Video Generation Latent Space Memory Estimation

Detection, Video & Advanced Vision DS practice problem on Onlearn.

Difficulty: medium.

Topics: Video Generation Latent Space Memory Estimation, KL-Divergence Regularization, VRAM Allocation Profiling, Latent Diffusion Bottleneck, Temporal Attention Sparsity, Autoencoder Compression Ratio, Generative Modeling, Information Theory, Computational Complexity, Computer Vision, Statistical Learning, Latent Space Manifold Learning, Diffusion Probabilistic Models, Memory Bottleneck Analysis, High-Dimensional Tensor Operations, Temporal Consistency Modeling.

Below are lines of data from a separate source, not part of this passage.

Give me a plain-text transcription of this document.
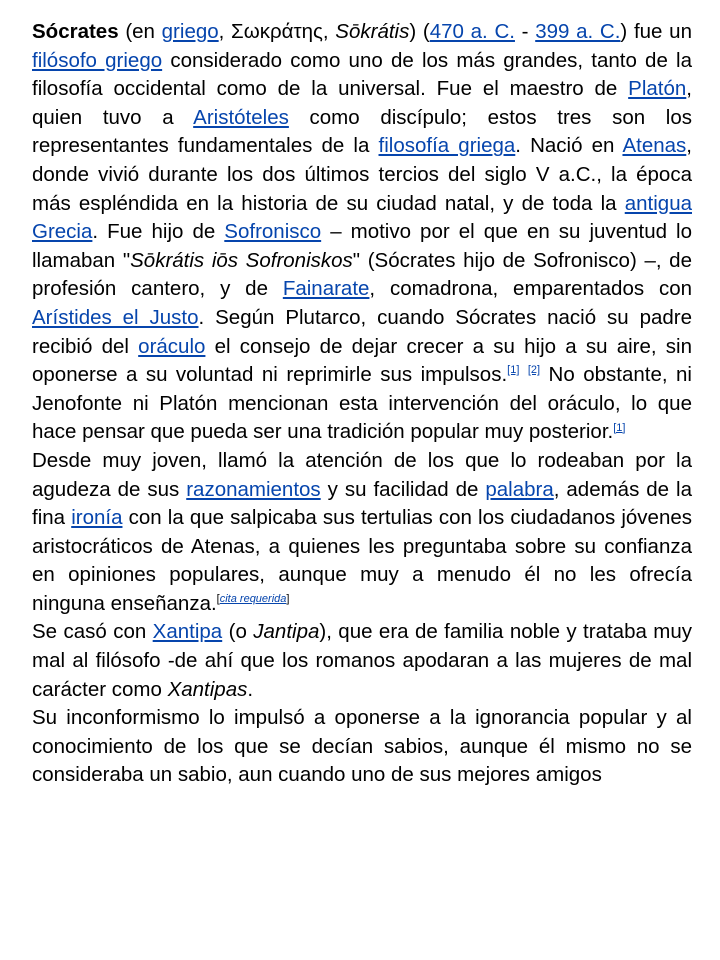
Sócrates (en griego, Σωκράτης, Sōkrátis) (470 a. C. - 399 a. C.) fue un filósofo griego considerado como uno de los más grandes, tanto de la filosofía occidental como de la universal. Fue el maestro de Platón, quien tuvo a Aristóteles como discípulo; estos tres son los representantes fundamentales de la filosofía griega. Nació en Atenas, donde vivió durante los dos últimos tercios del siglo V a.C., la época más espléndida en la historia de su ciudad natal, y de toda la antigua Grecia. Fue hijo de Sofronisco – motivo por el que en su juventud lo llamaban "Sōkrátis iōs Sofroniskos" (Sócrates hijo de Sofronisco) –, de profesión cantero, y de Fainarate, comadrona, emparentados con Arístides el Justo. Según Plutarco, cuando Sócrates nació su padre recibió del oráculo el consejo de dejar crecer a su hijo a su aire, sin oponerse a su voluntad ni reprimirle sus impulsos.[1] [2] No obstante, ni Jenofonte ni Platón mencionan esta intervención del oráculo, lo que hace pensar que pueda ser una tradición popular muy posterior.[1]

Desde muy joven, llamó la atención de los que lo rodeaban por la agudeza de sus razonamientos y su facilidad de palabra, además de la fina ironía con la que salpicaba sus tertulias con los ciudadanos jóvenes aristocráticos de Atenas, a quienes les preguntaba sobre su confianza en opiniones populares, aunque muy a menudo él no les ofrecía ninguna enseñanza.[cita requerida]

Se casó con Xantipa (o Jantipa), que era de familia noble y trataba muy mal al filósofo -de ahí que los romanos apodaran a las mujeres de mal carácter como Xantipas.

Su inconformismo lo impulsó a oponerse a la ignorancia popular y al conocimiento de los que se decían sabios, aunque él mismo no se consideraba un sabio, aun cuando uno de sus mejores amigos
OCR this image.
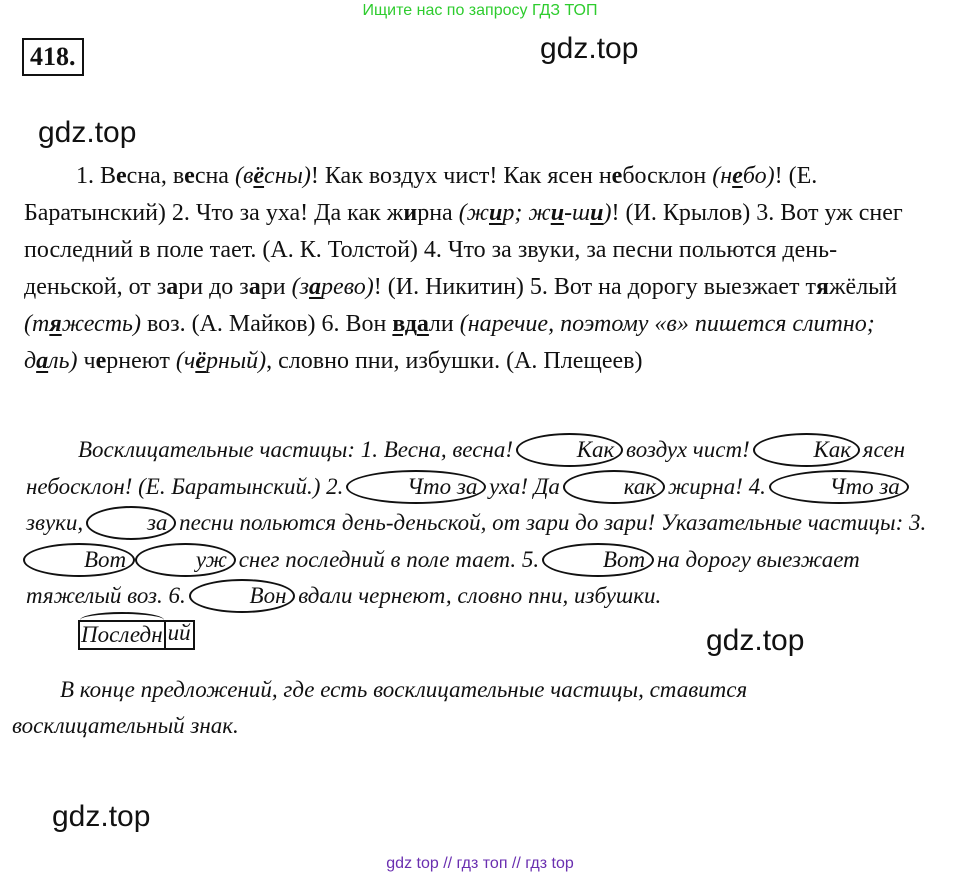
Ищите нас по запросу ГДЗ ТОП
418.	gdz.top
gdz.top
gdz.top
gdz.top

1. Весна, весна (вёсны)! Как воздух чист! Как ясен небосклон (небо)! (Е. Баратынский) 2. Что за уха! Да как жирна (жир; жи-ши)! (И. Крылов) 3. Вот уж снег последний в поле тает. (А. К. Толстой) 4. Что за звуки, за песни польются день-деньской, от зари до зари (зарево)! (И. Никитин) 5. Вот на дорогу выезжает тяжёлый (тяжесть) воз. (А. Майков) 6. Вон вдали (наречие, поэтому «в» пишется слитно; даль) чернеют (чёрный), словно пни, избушки. (А. Плещеев)

Восклицательные частицы: 1. Весна, весна!	Как воздух чист!	Как ясен небосклон! (Е. Баратынский.) 2.	Что за уха! Да	как жирна! 4.	Что за звуки,	за песни польются день-деньской, от зари до зари! Указательные частицы: 3. Вот	уж снег последний в поле тает. 5.	Вот на дорогу выезжает тяжелый воз. 6.	Вон вдали чернеют, словно пни, избушки.

Последн ий

В конце предложений, где есть восклицательные частицы, ставится восклицательный знак.

gdz top // гдз топ // гдз top
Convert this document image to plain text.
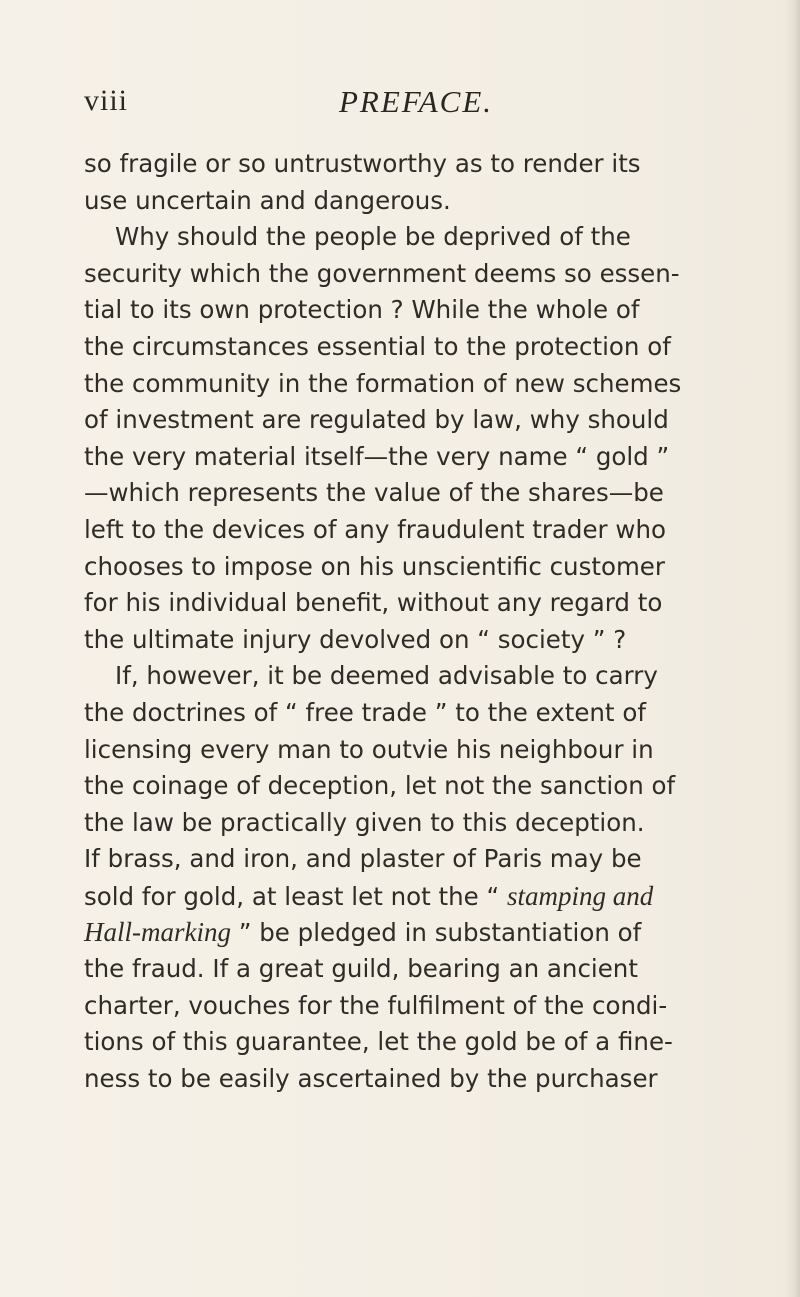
viii	PREFACE.
so fragile or so untrustworthy as to render its
use uncertain and dangerous.
Why should the people be deprived of the
security which the government deems so essen-
tial to its own protection ? While the whole of
the circumstances essential to the protection of
the community in the formation of new schemes
of investment are regulated by law, why should
the very material itself—the very name “ gold ”
—which represents the value of the shares—be
left to the devices of any fraudulent trader who
chooses to impose on his unscientific customer
for his individual benefit, without any regard to
the ultimate injury devolved on “ society ” ?
If, however, it be deemed advisable to carry
the doctrines of “ free trade ” to the extent of
licensing every man to outvie his neighbour in
the coinage of deception, let not the sanction of
the law be practically given to this deception.
If brass, and iron, and plaster of Paris may be
sold for gold, at least let not the “ stamping and
Hall-marking ” be pledged in substantiation of
the fraud. If a great guild, bearing an ancient
charter, vouches for the fulfilment of the condi-
tions of this guarantee, let the gold be of a fine-
ness to be easily ascertained by the purchaser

Modern video generation models (such as those based on Diffusion Transformers) encode raw video frames into a compressed latent space using a 3D Variational Autoencoder. The VAE compresses both spatial dimensions (height, width) and the temporal dimension (number of frames). Understanding the memory footprint of these latent representations is crucial for planning GPU resources during training and inference. Write a function estimate video latent memory that computes the latent tensor shape, total memory consumption, and the number of transformer tokens produced after optional spatial patchification. The function should accept the following parameters: num frames (int): Number of video frames height (int): Pixel height of each frame width (int): Pixel width of each frame latent channels (int): Number of channels in the latent space spatial compression (int): Factor by which height and width are downsampled temporal compression (int): Factor by which the frame count is downsampled batch size (int, default 1): Number of videos in the batch dtype (str, default "fp16"): Data type, one of "fp32", "fp16", "bf16", "fp8" patch size (int, default 1): Spatial patch size for converting latent features into transformer tokens The function should return a dictionary with the following keys: latent shape: A tuple (batch size, latent channels, latent t, latent h, latent w) num elements: Total number of elements in the latent tensor (int) memory bytes: Total memory in bytes (int) memory mb: Total memory in megabytes, rounded to 4 decimal places (float) tokens per video: Number of transformer tokens per single video after patchification (int) Use ceiling division when computing compressed and patchified dimensions to handle non divisible sizes.